Find a sum of the rational terms in the following expression after full expanding. $$\left(\sqrt{2}+\sqrt{27}+\sqrt{180}\right)^{10}$$
Since the term should be rational, each power should be even.
Number of non negative even integers $m,n,q$ satisfying
$$m+n+q=10$$ gives number of triplets as $21$..but its very tedious to find sum of $21$ terms...any other approach?
On
Using Galois theory (as in pisco125's asnwer) and a pocket calculator, $$\tag1\begin{align} (\sqrt 2+3\sqrt 3+12\sqrt5)^{10}&\approx 10377910865876.76\\ (\sqrt 2+3\sqrt 3-12\sqrt5)^{10}&\approx 213278054.90\\ (\sqrt 2-3\sqrt 3+12\sqrt5)^{10}&\approx 6890930010.35\\ (\sqrt 2-3\sqrt 3-12\sqrt5)^{10}&\approx 2263950893293.99\\ \end{align}$$ The average of these four numbers is very close to the integer $$3162241491809.$$ Strictly speaking, we should take the average of eight numbers, namely also those with a negative sign for $\sqrt 2$, but due to the even exponent, we need only half of the summands. As we know from the theory that the answer must be an integer, only decent precision is required in the computations $(1)$.
On
Let $a=\sqrt2$, $b=3\sqrt3$ and $c=6\sqrt5$.

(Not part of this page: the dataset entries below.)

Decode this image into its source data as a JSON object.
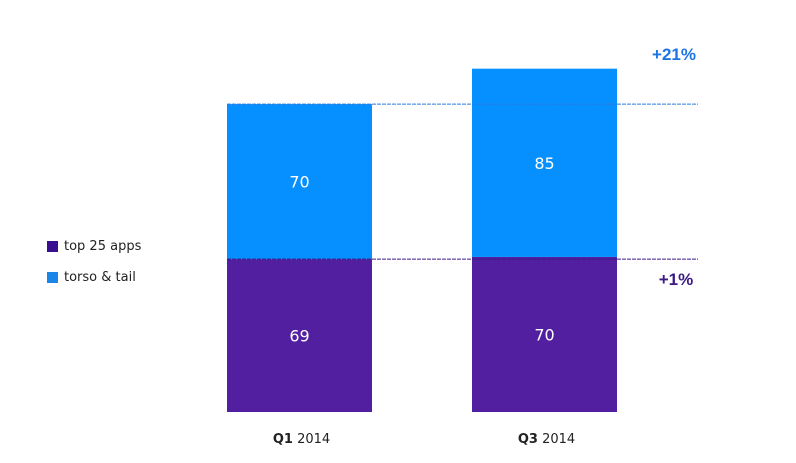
{
  "chart_data": {
    "type": "bar",
    "stacked": true,
    "categories": [
      "Q1 2014",
      "Q3 2014"
    ],
    "category_labels": [
      {
        "quarter": "Q1",
        "year": "2014"
      },
      {
        "quarter": "Q3",
        "year": "2014"
      }
    ],
    "series": [
      {
        "name": "top 25 apps",
        "values": [
          69,
          70
        ],
        "color": "#521fa1"
      },
      {
        "name": "torso & tail",
        "values": [
          70,
          85
        ],
        "color": "#0690ff"
      }
    ],
    "annotations": [
      {
        "text": "+21%",
        "series": "torso & tail",
        "color": "#1d74e6"
      },
      {
        "text": "+1%",
        "series": "top 25 apps",
        "color": "#3b1a86"
      }
    ],
    "legend_position": "left",
    "grid": false,
    "ylim": [
      0,
      155
    ],
    "title": "",
    "xlabel": "",
    "ylabel": ""
  }
}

Hence, the needed number is $$\sum_{cyc}\left(a^{10}+\binom{10}{8}(a^8b^2+a^8c^2)+\binom{10}{6}(a^6b^4+a^6c^4)+\binom{10}{6,2,2}a^6b^2c^2+\binom{10}{4,4,2}a^4b^4c^2\right)=$$ $$=188971148939+45\cdot30539765574+210\cdot4912928964+$$ $$+1260\cdot322052760+3150\cdot51263280=3162241491809.$$
Note that the Galois group of $\mathbb{Q}(\sqrt{2},\sqrt{3},\sqrt{5})$ over $\mathbb{Q}$ is generated by three automorphism: one swaps $\sqrt{2}$ to $-\sqrt{2}$, the other swaps $\sqrt{3}$ and $-\sqrt{3}$, the last one swaps $\sqrt{5}$ and $-\sqrt{5}$.
Let $\alpha_1,\alpha_2,\alpha_3,\alpha_4$ be the orbits of $(\sqrt{2}+3\sqrt{3}+6\sqrt{5})^2$ under the action of Galois group.

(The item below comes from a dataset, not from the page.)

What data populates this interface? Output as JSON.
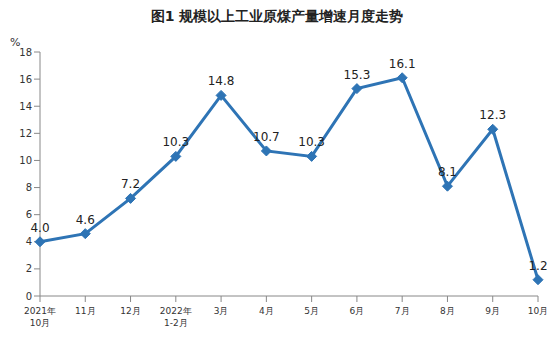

Note that ${\alpha_1}^{5}+{\alpha_2}^{5}+{\alpha_3}^{5}+{\alpha_4}^{5}$ is a rational number, because it is fixed by the three automorphisms above. Your desired answer is $$ \frac{{\alpha_1}^{5}+{\alpha_2}^{5}+{\alpha_3}^{5}+{\alpha_4}^{5}}{4}$$ If your acumen is strong enough, you can also arrive at this result without any Galois theory. Also note that $\alpha_i$ are roots of the root of the polynomial $$510082225 - 19503140 x + 219894 x^2 - 836 x^3 + x^4 = 0 $$ Repeated application of Netwton's identities gives the value of your sum.
As an alternative, a recurrence relation can be used to compute $$S_n = {\alpha_1}^n + {\alpha_2}^n + {\alpha_2}^n + {\alpha_3}^n + {\alpha_4}^n$$ which is given by $$510082225 S_n- 19503140 S_{n+1} + 219894 S_{n+2} - 836 S_{n+3} + S_{n+4} = 0 $$ valid for $n\geq 1$. You have to know $S_1,S_2,S_3$ to get this recurrence running. You might want to use this as an alternative to compute $S_5$ or $S_n$ for higher $n$.